When Matt Sparke was growing up in England he took an exam administered to many 11-year-olds to measure their problem-solving and reasoning skills — basically an intelligence test. Pass and you were ticketed for grammar schools and on to university. Fail and you were off to a more vocationally oriented high school and likely a working-class job.
Sparke failed the test. But with luck and the help of teachers at the school he did attend, he advanced academically anyway.
Not to put too fine a point on it, but seven years ago he won a nearly $250,000 career award from the National Science Foundation to study globalization, last year he achieved full professor status in geography and the Jackson School, and this year he garnered a distinguished teaching award.
Out of that early experience — being branded as someone who wouldn’t amount to much academically – Sparke has retained what he regards as a healthy skepticism toward the value of standardized tests.
Realizing that in a sense the system had written him off, Sparke said, “I never want to give up on anybody.” He remains a bit suspicious about pigeonholing certain students as creme de la creme or lost causes.
Maybe, too, his personal path is responsible for the occasional sense that he’s “an imposter,” someone who doesn’t truly belong on a university campus.
That can be a disabling thought, Sparke noted, but also a healthy one, because it forces him to focus on why he’s here, and question if he’s “doing enough to contribute” instead of just taking things for granted.
In addition to working with graduate students and upper-division undergraduates, Sparke reaches out to first-year students through an introductory course on globalization. For the roughly 500 students who register, he offers a weekly “open house coffee meeting” at the Suzzallo Library coffee shop.
That’s on top of maintaining office hours, he said, because some first-year students “find the idea of making an appointment with a professor quite daunting.”
Sparke has also offered students the chance to volunteer to work with various community service groups instead of writing a major research paper.
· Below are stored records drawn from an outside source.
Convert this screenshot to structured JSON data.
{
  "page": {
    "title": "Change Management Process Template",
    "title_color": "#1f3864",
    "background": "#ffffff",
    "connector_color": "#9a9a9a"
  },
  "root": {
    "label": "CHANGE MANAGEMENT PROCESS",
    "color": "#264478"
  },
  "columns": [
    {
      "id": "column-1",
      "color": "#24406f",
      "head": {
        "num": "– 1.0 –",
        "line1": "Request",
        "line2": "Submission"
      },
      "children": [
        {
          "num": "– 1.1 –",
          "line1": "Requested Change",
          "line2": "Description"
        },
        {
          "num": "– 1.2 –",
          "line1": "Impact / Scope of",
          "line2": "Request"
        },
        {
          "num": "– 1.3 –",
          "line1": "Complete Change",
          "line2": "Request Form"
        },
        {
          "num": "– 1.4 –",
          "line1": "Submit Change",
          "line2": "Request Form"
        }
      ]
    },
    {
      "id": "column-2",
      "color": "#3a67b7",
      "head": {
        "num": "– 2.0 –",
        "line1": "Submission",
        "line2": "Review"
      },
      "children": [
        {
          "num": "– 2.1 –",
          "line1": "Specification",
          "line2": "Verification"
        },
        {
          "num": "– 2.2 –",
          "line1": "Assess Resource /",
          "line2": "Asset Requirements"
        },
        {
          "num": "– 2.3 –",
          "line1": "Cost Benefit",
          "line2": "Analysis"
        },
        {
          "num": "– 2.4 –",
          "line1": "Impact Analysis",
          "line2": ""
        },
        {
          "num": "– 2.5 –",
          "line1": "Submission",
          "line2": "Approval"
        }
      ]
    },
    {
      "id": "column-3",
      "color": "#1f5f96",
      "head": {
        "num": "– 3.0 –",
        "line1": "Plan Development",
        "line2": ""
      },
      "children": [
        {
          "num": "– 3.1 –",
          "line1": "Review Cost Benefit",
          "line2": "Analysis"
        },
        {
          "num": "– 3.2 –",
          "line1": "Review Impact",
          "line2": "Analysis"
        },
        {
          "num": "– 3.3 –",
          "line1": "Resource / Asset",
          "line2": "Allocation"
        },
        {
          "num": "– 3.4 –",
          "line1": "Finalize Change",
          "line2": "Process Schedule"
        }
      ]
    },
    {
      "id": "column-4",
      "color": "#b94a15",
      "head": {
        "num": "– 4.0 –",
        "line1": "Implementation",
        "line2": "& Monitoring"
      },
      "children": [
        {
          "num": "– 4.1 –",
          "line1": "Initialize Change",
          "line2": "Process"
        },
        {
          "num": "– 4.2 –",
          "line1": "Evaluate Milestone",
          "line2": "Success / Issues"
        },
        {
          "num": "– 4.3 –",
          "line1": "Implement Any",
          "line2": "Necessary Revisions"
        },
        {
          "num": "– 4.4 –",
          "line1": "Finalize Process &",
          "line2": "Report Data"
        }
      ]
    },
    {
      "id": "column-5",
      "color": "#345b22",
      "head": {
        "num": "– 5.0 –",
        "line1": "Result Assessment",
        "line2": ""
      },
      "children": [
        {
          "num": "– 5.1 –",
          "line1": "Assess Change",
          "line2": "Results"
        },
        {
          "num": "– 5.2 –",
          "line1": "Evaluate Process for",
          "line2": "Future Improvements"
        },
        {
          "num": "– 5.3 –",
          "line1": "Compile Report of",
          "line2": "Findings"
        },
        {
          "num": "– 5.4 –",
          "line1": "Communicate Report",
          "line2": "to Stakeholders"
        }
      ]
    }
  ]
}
One who interned with Save Darfur Washington State wrote in a teaching-award nominating letter that he was grateful for the “chance to develop passion for service through actual hands-on experience.”
Sparke, 39, uses humor and theatrical effects as part of his teaching repertoire. For example, it so happened that last fall Halloween fell on a Monday, just when he was ready to start lecturing on money and globalization.
“I told the students I was going to induct them into the ‘Sacred Society of the Pyramid,’” referring to the design on the back of a dollar bill. Sparke put on some organ music, dimmed the lights and lit candles on stage as he and the students chanted the Latin words, novus ordo seclorum, which also appear on the back of the bill.
“Then we finally burnt the dollar bill,” he recalled. “It was obviously a joke, but I wanted to get the students to stop and pause, and think about why that seems such an abominable thing to do — to burn money. It’s just paper.”
Part of the point, he said, was to get them “to think about money not being simply something that is held, but something that embodies a long history and global geography of relationships.” Some students memorialized the induction ceremony by snapping and uploading photos to Facebook.com, Sparke said.
A famous geographer who influenced Sparke and served as a mentor was David Harvey, who taught at the University of Oxford when Sparke attended as an undergraduate. “He was incredibly giving of his time,” as well as open-minded, Sparke recalled.
He also praised his colleague in geography at UW, Vicky Lawson, as a great model, active supporter, and someone who “has always given me wonderful feedback.”
“Resat Kasaba, Joel Migdal and many others have also inspired me with their teaching along the way,” said Sparke, “and while I still sometimes have those imposter twinges, I have also come to feel very warmly supported at UW.”